Since 2011, Indigenous people and settlers living in the Happy Valley-Goose Bay region of Labrador – which is unceded Innu and Inuit land – have been excluded from a process that has allowed the Muskrat Falls megadam to proceed, regardless of their grave concerns about methylmercury poisoning of their traditional food web and the daily threat of dam collapse.

The Labrador Land Protectors state: “Our fears are real; some of us go to sleep at night with life preservers under our beds. We live the despair of knowing our way of life that has existed for generations is being threatened. Justin Trudeau recently apologized for a past act of Labrador cultural genocide, yet his government supports this impending act of cultural genocide with a $9.2 billion federal investment.”
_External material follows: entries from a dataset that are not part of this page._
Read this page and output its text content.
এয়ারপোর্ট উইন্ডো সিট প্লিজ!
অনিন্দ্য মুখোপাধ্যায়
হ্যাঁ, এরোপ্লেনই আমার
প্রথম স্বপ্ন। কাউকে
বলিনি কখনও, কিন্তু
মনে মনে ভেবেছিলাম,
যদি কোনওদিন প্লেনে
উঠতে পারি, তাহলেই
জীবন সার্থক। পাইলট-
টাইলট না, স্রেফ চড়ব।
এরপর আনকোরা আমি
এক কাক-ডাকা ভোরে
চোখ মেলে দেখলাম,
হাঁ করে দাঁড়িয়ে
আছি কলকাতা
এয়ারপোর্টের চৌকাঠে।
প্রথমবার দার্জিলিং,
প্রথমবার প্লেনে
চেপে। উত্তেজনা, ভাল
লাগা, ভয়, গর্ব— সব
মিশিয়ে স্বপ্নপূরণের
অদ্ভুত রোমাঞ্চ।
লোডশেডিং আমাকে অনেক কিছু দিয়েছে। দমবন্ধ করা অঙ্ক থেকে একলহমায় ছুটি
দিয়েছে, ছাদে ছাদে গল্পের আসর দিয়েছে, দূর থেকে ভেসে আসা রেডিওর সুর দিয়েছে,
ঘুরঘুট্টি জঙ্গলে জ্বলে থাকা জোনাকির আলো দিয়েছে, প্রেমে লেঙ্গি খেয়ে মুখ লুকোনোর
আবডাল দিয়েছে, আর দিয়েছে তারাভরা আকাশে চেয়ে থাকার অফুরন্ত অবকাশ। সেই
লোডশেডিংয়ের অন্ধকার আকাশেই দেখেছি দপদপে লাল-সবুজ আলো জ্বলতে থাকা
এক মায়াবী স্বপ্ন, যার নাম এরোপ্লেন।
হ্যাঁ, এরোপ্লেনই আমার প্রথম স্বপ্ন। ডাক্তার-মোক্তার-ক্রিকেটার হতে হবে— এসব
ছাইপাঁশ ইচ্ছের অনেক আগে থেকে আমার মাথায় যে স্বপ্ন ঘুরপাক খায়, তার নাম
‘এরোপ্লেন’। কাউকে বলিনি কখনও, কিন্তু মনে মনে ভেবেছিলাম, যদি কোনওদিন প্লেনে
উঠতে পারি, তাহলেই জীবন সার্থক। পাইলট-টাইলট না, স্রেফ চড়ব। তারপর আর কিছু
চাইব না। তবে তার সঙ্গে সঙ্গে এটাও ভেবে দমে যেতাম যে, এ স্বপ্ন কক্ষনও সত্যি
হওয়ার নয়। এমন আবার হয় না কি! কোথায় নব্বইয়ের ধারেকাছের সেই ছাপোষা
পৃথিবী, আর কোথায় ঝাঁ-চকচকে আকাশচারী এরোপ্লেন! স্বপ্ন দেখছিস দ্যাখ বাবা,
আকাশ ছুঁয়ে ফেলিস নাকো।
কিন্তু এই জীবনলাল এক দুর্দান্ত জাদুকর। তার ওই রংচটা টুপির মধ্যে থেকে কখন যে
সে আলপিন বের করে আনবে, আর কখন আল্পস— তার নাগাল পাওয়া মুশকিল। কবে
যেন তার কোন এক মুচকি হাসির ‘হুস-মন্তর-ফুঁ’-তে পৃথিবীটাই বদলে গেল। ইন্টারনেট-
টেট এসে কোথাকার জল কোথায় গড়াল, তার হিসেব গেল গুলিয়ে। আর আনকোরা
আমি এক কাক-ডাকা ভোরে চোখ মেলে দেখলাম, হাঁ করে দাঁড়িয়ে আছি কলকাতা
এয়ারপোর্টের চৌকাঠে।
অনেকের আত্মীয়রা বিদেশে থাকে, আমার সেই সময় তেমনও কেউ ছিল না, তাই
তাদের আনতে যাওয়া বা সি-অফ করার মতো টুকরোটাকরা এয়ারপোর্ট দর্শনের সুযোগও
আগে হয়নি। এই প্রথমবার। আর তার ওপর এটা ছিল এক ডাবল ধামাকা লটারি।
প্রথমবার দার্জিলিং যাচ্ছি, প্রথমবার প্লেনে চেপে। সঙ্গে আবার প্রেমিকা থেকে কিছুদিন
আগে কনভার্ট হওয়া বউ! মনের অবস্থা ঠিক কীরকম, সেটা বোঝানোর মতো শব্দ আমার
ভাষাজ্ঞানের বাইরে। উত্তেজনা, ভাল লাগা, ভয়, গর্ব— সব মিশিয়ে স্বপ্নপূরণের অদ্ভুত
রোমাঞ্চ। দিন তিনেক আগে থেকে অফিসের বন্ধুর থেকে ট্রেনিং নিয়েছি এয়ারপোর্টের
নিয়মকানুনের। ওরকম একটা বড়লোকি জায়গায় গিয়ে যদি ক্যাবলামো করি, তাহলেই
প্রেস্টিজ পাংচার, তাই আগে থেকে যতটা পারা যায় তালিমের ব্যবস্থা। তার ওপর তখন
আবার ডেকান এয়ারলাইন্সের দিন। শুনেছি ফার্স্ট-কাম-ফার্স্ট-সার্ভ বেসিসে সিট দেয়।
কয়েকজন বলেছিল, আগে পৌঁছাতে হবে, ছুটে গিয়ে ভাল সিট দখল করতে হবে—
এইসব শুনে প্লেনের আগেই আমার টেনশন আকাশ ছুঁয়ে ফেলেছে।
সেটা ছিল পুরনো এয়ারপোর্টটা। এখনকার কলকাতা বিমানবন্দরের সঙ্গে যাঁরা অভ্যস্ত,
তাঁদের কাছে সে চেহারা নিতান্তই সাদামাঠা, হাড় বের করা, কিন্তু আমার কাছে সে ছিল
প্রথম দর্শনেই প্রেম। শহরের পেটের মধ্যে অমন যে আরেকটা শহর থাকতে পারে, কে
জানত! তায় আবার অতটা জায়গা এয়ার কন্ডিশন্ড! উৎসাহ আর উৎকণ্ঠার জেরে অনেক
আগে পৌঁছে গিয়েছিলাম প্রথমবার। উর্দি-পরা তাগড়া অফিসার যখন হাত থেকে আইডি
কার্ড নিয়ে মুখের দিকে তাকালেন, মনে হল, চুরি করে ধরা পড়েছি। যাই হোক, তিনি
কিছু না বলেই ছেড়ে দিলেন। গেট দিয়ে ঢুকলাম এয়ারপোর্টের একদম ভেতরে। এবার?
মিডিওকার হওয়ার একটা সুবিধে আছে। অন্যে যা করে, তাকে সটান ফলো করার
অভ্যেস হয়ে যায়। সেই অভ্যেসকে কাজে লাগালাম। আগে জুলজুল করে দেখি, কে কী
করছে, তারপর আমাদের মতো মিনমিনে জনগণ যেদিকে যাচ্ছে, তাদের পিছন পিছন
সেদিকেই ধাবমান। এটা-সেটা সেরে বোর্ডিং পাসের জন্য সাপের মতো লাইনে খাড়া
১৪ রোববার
Much of the resistance to the Muskrat Falls dam has taken place with very little media attention here in the United States. Dozens of land protectors and riverkeepers in Labrador have been criminalized (and some, including Elders, jailed in maximum security penitentiaries) for peaceful acts of resistance and sacred ceremonies on traditional lands.

“All calls for accountability, transparency, and respect have been ignored as this megaproject proceeds full speed ahead, doubling in a cost (now $12.7 billion) that will be borne by our province’s poorest residents and next generations” the Land Protectors state.

“All possible political channels have been exhausted, from meetings with bureaucrats and Ministers to years of lobbying, petitioning, demonstrating, and civil disobedience in Labrador. Still the federal and provincial governments refuse to seek and obtain the free, prior and informed consent of all of us affected downstream.”

Since 1970, Indigenous people have gathered at noon on Cole’s Hill in Plymouth to commemorate a National Day of Mourning on the US thanksgiving holiday. Many Native people do not celebrate the arrival of the Pilgrims and other European settlers.

Thanksgiving Day is a reminder of the genocide of millions of Native people, the theft of Native lands, and the relentless assault on Native culture. Participants in National Day of Mourning honor Indigenous ancestors and the struggles of Native peoples to survive today. It is a day of remembrance and spiritual connection as well as a protest of the racism and oppression that Native people continue to experience.

Marjorie Flowers’ speaking tour is sponsored by the North American Megadams Resistance Alliance (NAMRA), which opposes imports of hydroelectricity from large dams – like Muskrat Falls – that have caused irreversible harm to ecosystems and to Indigenous communities. The States of Vermont, Massachussetts, Maine, New Hampshire, and New York, have been complicit in the expansion of hydroelectric development on Indigenous lands through imports of electricity from Hydro Quebec. (Electricity from Hydro Quebec includes energy generated in Labrador on the Churchill River.)

The proposed new transmission lines – the New England Clean Power Link, Central Maine Power’s New England Clean Energy Connect, the Northern Pass, the Champlain Hudson Power Express – that would bring hydroelectricity from Quebec and Labrador to the region, will certainly lead to new mega dam construction on Indigenous lands.

“We ask the citizens of northeastern states to pay attention to the struggle underway in Labrador over Muskrat Falls. Hydroelectricity from large dams is neither clean nor green. Our energy policies must be based on respect for social justice and human rights. Large dams destroy forests and wetlands, contributing significantly to climate change and biodiversity loss,” stated Alexis Lathem, a Vermont member of the Alliance.